What Is Next For RDN?
Before the panel, Medtronic projected that the FDA could approve Symplicity Spiral in the second half of fiscal 2024, which ends in April 2024.
ReCor did not say when it expects the FDA to approve Paradise. JP Morgan analyst Seiji Wakao predicted the FDA will approve it by the end of 2023, but that it may take the company a while to ramp up its US sales organization. "We think sales contribution and market penetration could take some time, as the company says insurance coverage will take time and this marks the company's first full-scale foray into medical device sales."
"Medtronic's ability to develop the RDN market through better-resourced physician education and sales teams could insulate market share in the long term if FDA eventually approves the devices.” – Patrick Wood
Following the advisory panel meeting, some analysts suggested that Medtronic may never win FDA approval for Symplicity Spyral, giving ReCor the whole US RDN market for the foreseeable future.

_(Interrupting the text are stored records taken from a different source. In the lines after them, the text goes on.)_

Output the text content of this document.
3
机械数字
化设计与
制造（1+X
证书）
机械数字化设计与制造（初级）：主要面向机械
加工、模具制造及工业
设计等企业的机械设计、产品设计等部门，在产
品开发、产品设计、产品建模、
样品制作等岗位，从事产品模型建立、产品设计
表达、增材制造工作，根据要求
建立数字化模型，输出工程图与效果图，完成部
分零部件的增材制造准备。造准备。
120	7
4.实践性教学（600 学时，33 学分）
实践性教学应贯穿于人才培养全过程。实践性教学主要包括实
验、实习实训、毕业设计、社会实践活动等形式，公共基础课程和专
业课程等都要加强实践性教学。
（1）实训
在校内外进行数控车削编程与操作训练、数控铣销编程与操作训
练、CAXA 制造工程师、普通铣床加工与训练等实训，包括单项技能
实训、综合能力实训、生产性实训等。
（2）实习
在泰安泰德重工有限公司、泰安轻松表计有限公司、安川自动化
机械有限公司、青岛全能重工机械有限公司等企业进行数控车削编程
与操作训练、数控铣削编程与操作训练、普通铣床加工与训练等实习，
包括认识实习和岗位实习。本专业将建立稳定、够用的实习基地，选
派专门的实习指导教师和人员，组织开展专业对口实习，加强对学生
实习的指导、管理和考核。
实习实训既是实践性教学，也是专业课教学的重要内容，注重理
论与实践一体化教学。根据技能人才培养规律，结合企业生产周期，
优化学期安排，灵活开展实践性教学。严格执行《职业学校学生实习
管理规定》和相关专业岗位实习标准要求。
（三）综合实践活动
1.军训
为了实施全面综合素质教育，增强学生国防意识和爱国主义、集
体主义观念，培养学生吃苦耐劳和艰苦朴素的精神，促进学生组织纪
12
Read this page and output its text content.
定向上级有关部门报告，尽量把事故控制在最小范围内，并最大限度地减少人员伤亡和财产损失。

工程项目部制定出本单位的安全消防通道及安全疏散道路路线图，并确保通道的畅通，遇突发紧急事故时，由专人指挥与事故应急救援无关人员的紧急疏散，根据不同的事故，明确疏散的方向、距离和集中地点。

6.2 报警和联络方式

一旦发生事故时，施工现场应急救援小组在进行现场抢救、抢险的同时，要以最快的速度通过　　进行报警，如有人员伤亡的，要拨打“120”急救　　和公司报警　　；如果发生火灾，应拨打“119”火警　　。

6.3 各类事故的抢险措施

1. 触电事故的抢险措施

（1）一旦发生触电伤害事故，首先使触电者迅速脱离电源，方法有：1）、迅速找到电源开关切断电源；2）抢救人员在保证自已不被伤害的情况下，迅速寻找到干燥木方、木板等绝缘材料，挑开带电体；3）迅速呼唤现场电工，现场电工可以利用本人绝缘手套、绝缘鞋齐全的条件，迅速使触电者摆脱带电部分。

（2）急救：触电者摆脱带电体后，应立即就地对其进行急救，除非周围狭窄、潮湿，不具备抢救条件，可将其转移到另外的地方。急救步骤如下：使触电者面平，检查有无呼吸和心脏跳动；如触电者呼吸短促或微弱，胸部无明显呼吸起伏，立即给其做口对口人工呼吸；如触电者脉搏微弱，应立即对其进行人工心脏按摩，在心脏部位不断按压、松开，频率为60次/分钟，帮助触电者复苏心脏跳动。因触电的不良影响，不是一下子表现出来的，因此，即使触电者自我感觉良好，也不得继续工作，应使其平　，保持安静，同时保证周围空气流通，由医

However, that is not the consensus view on Wall Street.
“We still see a greater than 50% chance of approval [for Symplicity Spyral] given the strong safety and breakthrough status due to the high unmet clinical need,” Larry Biegelsen wrote following the panel meetings.
Even if Paradise reaches the US market before Symplicity Spyral, Medtronic may be able to catch up quickly, according to Morgan Stanley analyst Patrick Wood.
“ReCor has clearly closed the gap [with Medtronic],” he wrote in a 23 August note. “[But] Medtronic's ability to develop the RDN market through better-resourced physician education and sales teams could insulate market share in the long term if FDA eventually approves the devices.”
Jayson Bedford of Raymond James believes both companies will shift their efforts toward winning the broadest possible indication for their respective RDN systems and then work to convince third-party payers to cover it.
“We think, given the sizable unmet need, that both Medtronic and ReCor receive FDA approval, reflecting the clear safety profile, and mostly positive efficacy,” he wrote. “Labeling and payer reimbursement will be the next critical factors regarding the ultimate benefit/impact.”